If Windows XP systems have Microsoft Office installed, ensure that the software is fully patched, said security vendor F-Secure. Microsoft said it was also ending support for Office 2003. In its latest threat report, the firm advises businesses to lock down the security options tightly in Office. The ubiquitous Flash software will run by default if embedded in documents, and is often a technique used by cybercriminals to exploit vulnerabilities on PCs.

Third-Party Software Support

Third-party applications and browser components are often poorly maintained and contain software vulnerabilities. To lower the risk of a successful attack, F-Secure recommends PC owners uninstall the software. Disable or uninstall browser plugins and set browsers to "always ask" when opening files, such as Adobe PDFs.

Best Defense Is Educated End Users

Attackers often target the human element during the first phase.

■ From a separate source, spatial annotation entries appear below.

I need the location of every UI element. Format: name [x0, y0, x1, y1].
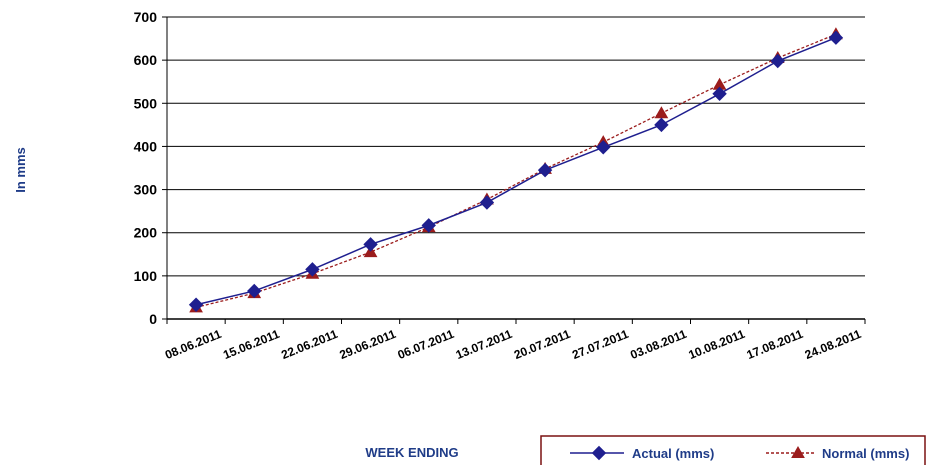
data-point [479, 195, 495, 210]
legend: Actual (mms) Normal (mms) [540, 435, 926, 465]
data-point [247, 283, 262, 299]
y-tick-labels: 0 100 200 300 400 500 600 700 [134, 9, 158, 327]
data-point [188, 297, 204, 312]
x-tick-label: 13.07.2011 [454, 327, 515, 362]
axes [162, 16, 866, 324]
data-point [654, 106, 669, 119]
x-tick-label: 20.07.2011 [512, 327, 573, 362]
series-line [195, 33, 837, 308]
y-tick-label: 600 [134, 52, 158, 68]
legend-swatch-marker [591, 445, 607, 461]
x-tick-label: 15.06.2011 [221, 327, 282, 362]
x-tick-label: 03.08.2011 [628, 327, 689, 362]
data-point [363, 237, 378, 252]
y-axis-title: In mms [13, 147, 28, 193]
y-tick-label: 400 [134, 138, 158, 154]
data-point [305, 262, 320, 277]
data-point [537, 162, 553, 178]
data-point [654, 117, 669, 133]
data-point [421, 218, 436, 233]
y-tick-label: 100 [134, 268, 158, 284]
legend-item: Normal (mms) [766, 445, 909, 461]
y-tick-label: 500 [134, 95, 158, 111]
legend-swatch-marker [791, 445, 805, 458]
x-tick-label: 29.06.2011 [337, 327, 398, 362]
legend-label: Actual (mms) [632, 446, 714, 461]
series-line [195, 37, 837, 306]
y-tick-label: 700 [134, 9, 158, 25]
x-tick-label: 17.08.2011 [745, 327, 806, 362]
legend-box [540, 435, 926, 465]
y-tick-label: 0 [149, 311, 157, 327]
series [188, 27, 844, 313]
x-tick-label: 24.08.2011 [803, 327, 864, 362]
data-point [712, 86, 727, 102]
legend-label: Normal (mms) [822, 446, 909, 461]
x-tick-label: 27.07.2011 [570, 327, 631, 362]
data-point [770, 53, 785, 69]
data-point [596, 140, 611, 155]
y-tick-label: 300 [134, 182, 158, 198]
legend-item: Actual (mms) [570, 445, 714, 461]
x-tick-label: 10.08.2011 [686, 327, 747, 362]
y-tick-label: 200 [134, 225, 158, 241]
x-tick-label: 08.06.2011 [163, 327, 224, 362]
x-tick-label: 06.07.2011 [396, 327, 457, 362]
x-tick-label: 22.06.2011 [279, 327, 340, 362]
series-triangle [189, 27, 843, 313]
x-axis-title: WEEK ENDING [365, 445, 458, 460]
series-diamond [188, 30, 844, 312]
data-point [828, 30, 844, 45]
x-tick-labels: 08.06.201115.06.201122.06.201129.06.2011… [163, 327, 863, 362]
gridlines [167, 16, 865, 277]
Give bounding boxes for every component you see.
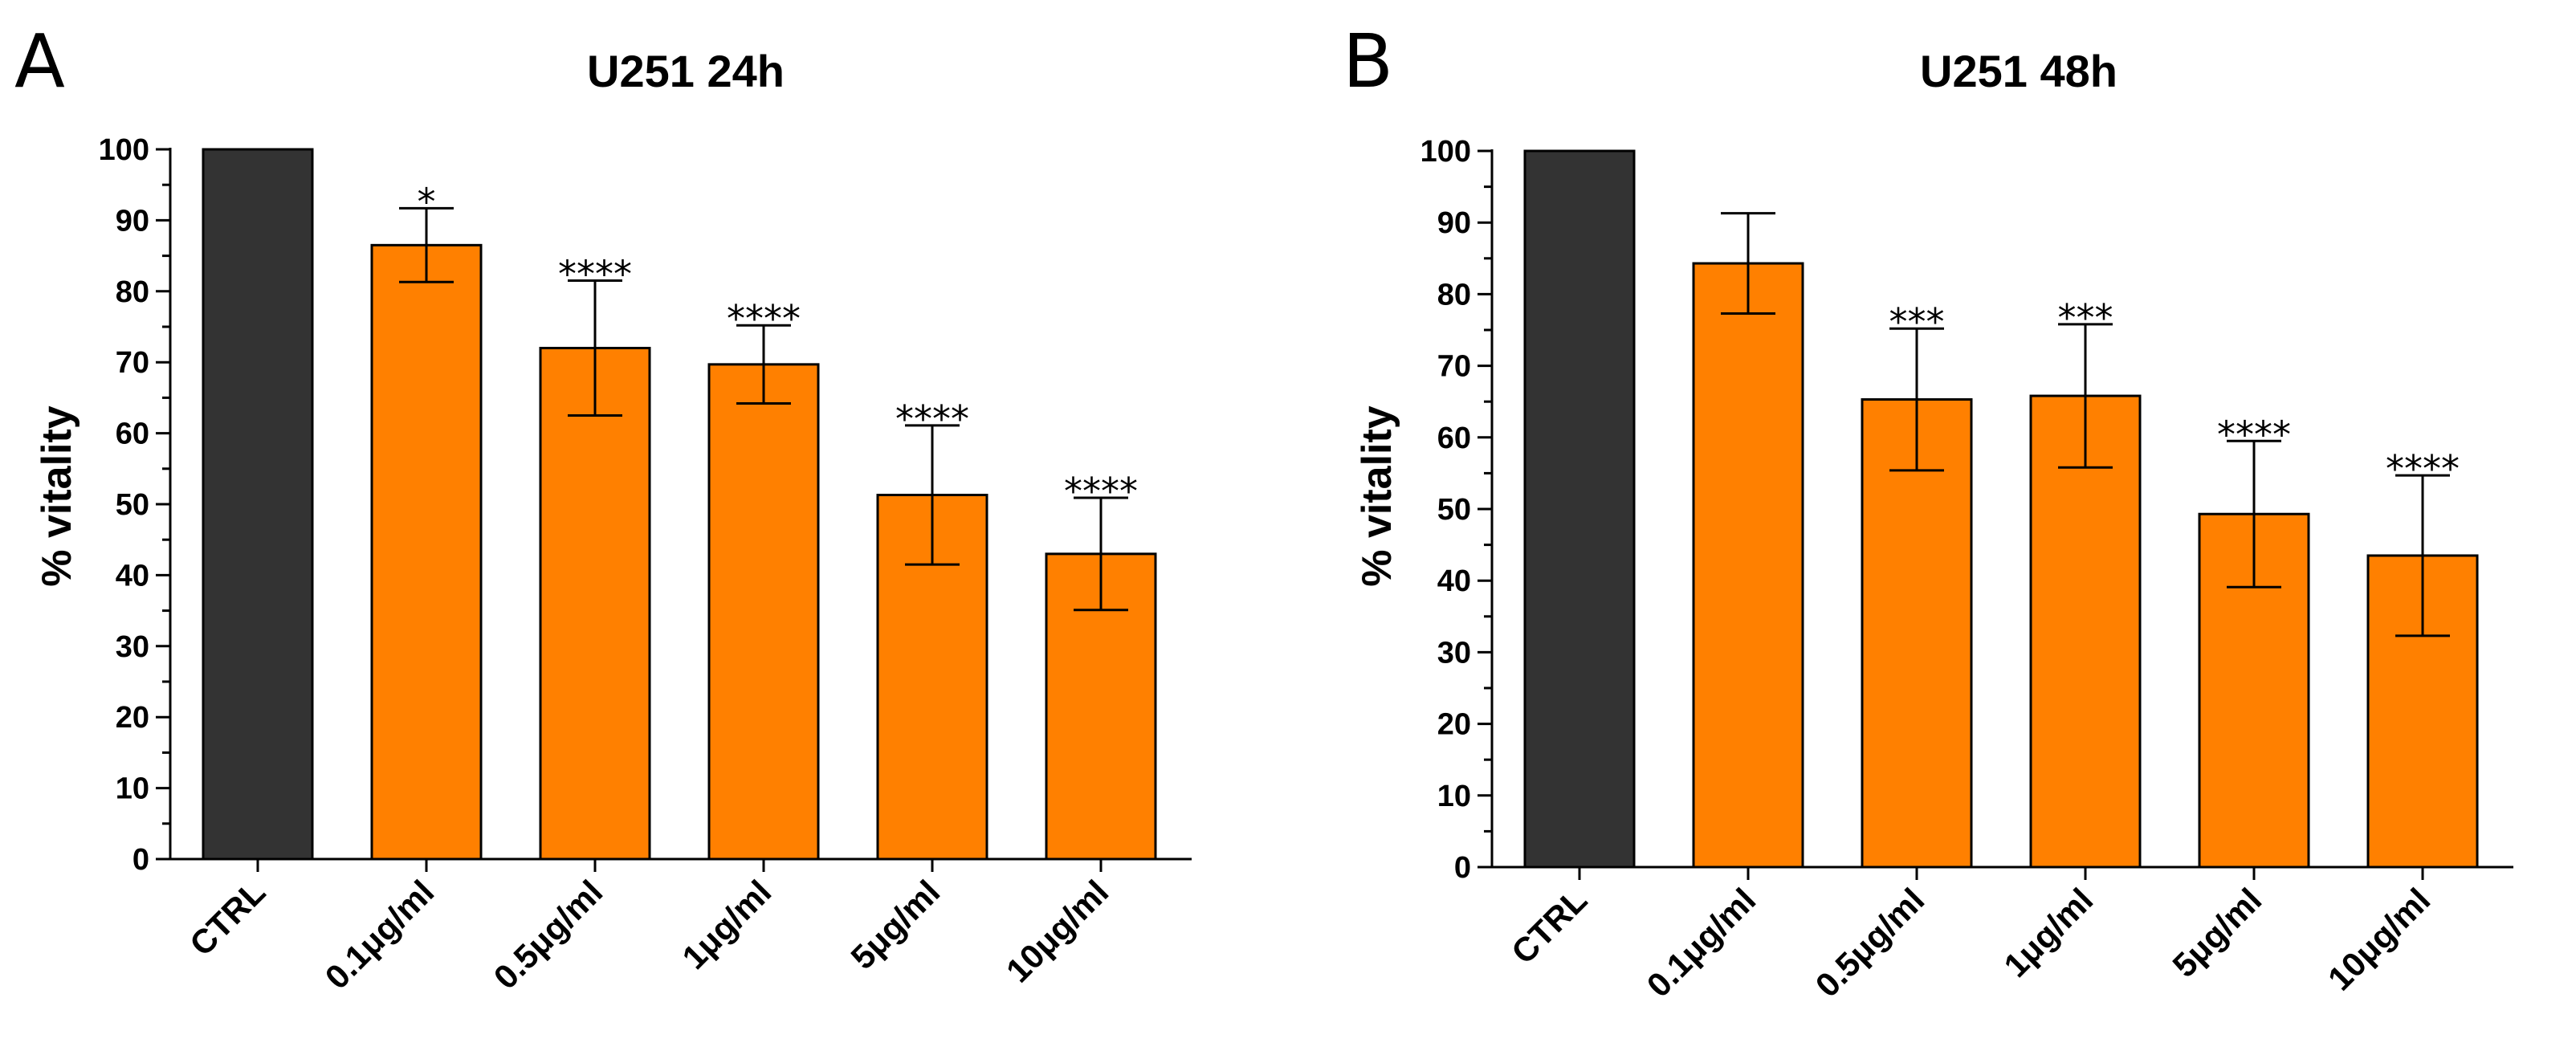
y-tick-label: 0 xyxy=(132,843,149,877)
y-tick-label: 90 xyxy=(1437,206,1471,240)
x-tick-label: 5μg/ml xyxy=(2165,881,2268,984)
y-tick-label: 50 xyxy=(1437,493,1471,527)
panel-a: A U251 24h % vitality 0 10 20 30 40 50 60 70 80 9… xyxy=(14,18,1192,996)
significance-mark-5: **** xyxy=(2386,447,2460,491)
y-tick-label: 0 xyxy=(1454,851,1471,885)
panel-letter-a: A xyxy=(14,18,65,104)
y-tick-label: 30 xyxy=(116,630,149,664)
y-tick-label: 30 xyxy=(1437,636,1471,670)
chart-title-b: U251 48h xyxy=(1920,46,2117,96)
y-tick-label: 20 xyxy=(116,701,149,735)
y-axis-label-a: % vitality xyxy=(34,405,80,586)
x-tick-label: CTRL xyxy=(1504,881,1594,971)
panel-letter-b: B xyxy=(1343,18,1393,104)
y-tick-label: 10 xyxy=(1437,780,1471,813)
y-tick-label: 80 xyxy=(1437,278,1471,312)
bar-0 xyxy=(202,148,314,861)
x-tick-label: 1μg/ml xyxy=(1996,881,2100,984)
panel-b: B U251 48h % vitality 0 10 20 30 40 50 60 70 80 9… xyxy=(1343,18,2513,1004)
bar-1 xyxy=(1692,262,1804,869)
y-tick-label: 50 xyxy=(116,488,149,522)
bar-3 xyxy=(707,363,820,861)
significance-mark-1: * xyxy=(418,180,436,223)
x-tick-label: 10μg/ml xyxy=(2321,881,2437,997)
y-tick-label: 40 xyxy=(116,559,149,593)
x-tick-label: 0.5μg/ml xyxy=(1808,881,1932,1004)
x-tick-label: 0.1μg/ml xyxy=(318,873,442,996)
significance-mark-4: **** xyxy=(2217,413,2291,456)
bar-2 xyxy=(539,347,651,861)
y-tick-label: 90 xyxy=(116,204,149,238)
y-tick-label: 80 xyxy=(116,275,149,309)
y-axis-label-b: % vitality xyxy=(1354,405,1400,586)
y-tick-label: 60 xyxy=(1437,422,1471,455)
bar-2 xyxy=(1861,398,1973,869)
x-tick-label: CTRL xyxy=(182,873,272,963)
y-tick-label: 40 xyxy=(1437,564,1471,598)
significance-mark-2: *** xyxy=(1889,300,1945,344)
significance-mark-2: **** xyxy=(558,253,632,296)
bar-0 xyxy=(1523,149,1636,869)
significance-mark-5: **** xyxy=(1064,470,1138,513)
significance-mark-4: **** xyxy=(895,397,969,441)
bar-3 xyxy=(2029,394,2142,869)
x-tick-label: 0.5μg/ml xyxy=(487,873,610,996)
bar-1 xyxy=(370,243,483,861)
y-tick-label: 100 xyxy=(1420,135,1471,169)
y-tick-label: 70 xyxy=(116,346,149,380)
y-tick-label: 10 xyxy=(116,772,149,806)
x-tick-label: 10μg/ml xyxy=(999,873,1115,989)
significance-mark-3: *** xyxy=(2058,296,2113,340)
y-tick-label: 20 xyxy=(1437,708,1471,742)
significance-mark-3: **** xyxy=(727,297,801,340)
x-tick-label: 5μg/ml xyxy=(843,873,947,976)
y-tick-label: 60 xyxy=(116,417,149,451)
y-tick-label: 70 xyxy=(1437,350,1471,384)
x-tick-label: 1μg/ml xyxy=(675,873,778,976)
chart-title-a: U251 24h xyxy=(587,46,785,96)
y-tick-label: 100 xyxy=(99,133,149,167)
x-tick-label: 0.1μg/ml xyxy=(1640,881,1763,1004)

Many phishing messages are difficult to spot, but educated end users will be more suspicious of unsolicited email messages containing links and file attachments, security experts told CRN. The security culture within an organization cannot be changed overnight, but most successful user awareness programs don’t rely solely on a single web-based computer test. Programs need strong leadership and executive buy-in, said Caroline Wong, author of "Security Metrics: A Beginner's Guide," and security initiatives director at software security firm Cigital. For best results, training needs to be sustained over time, Wong said.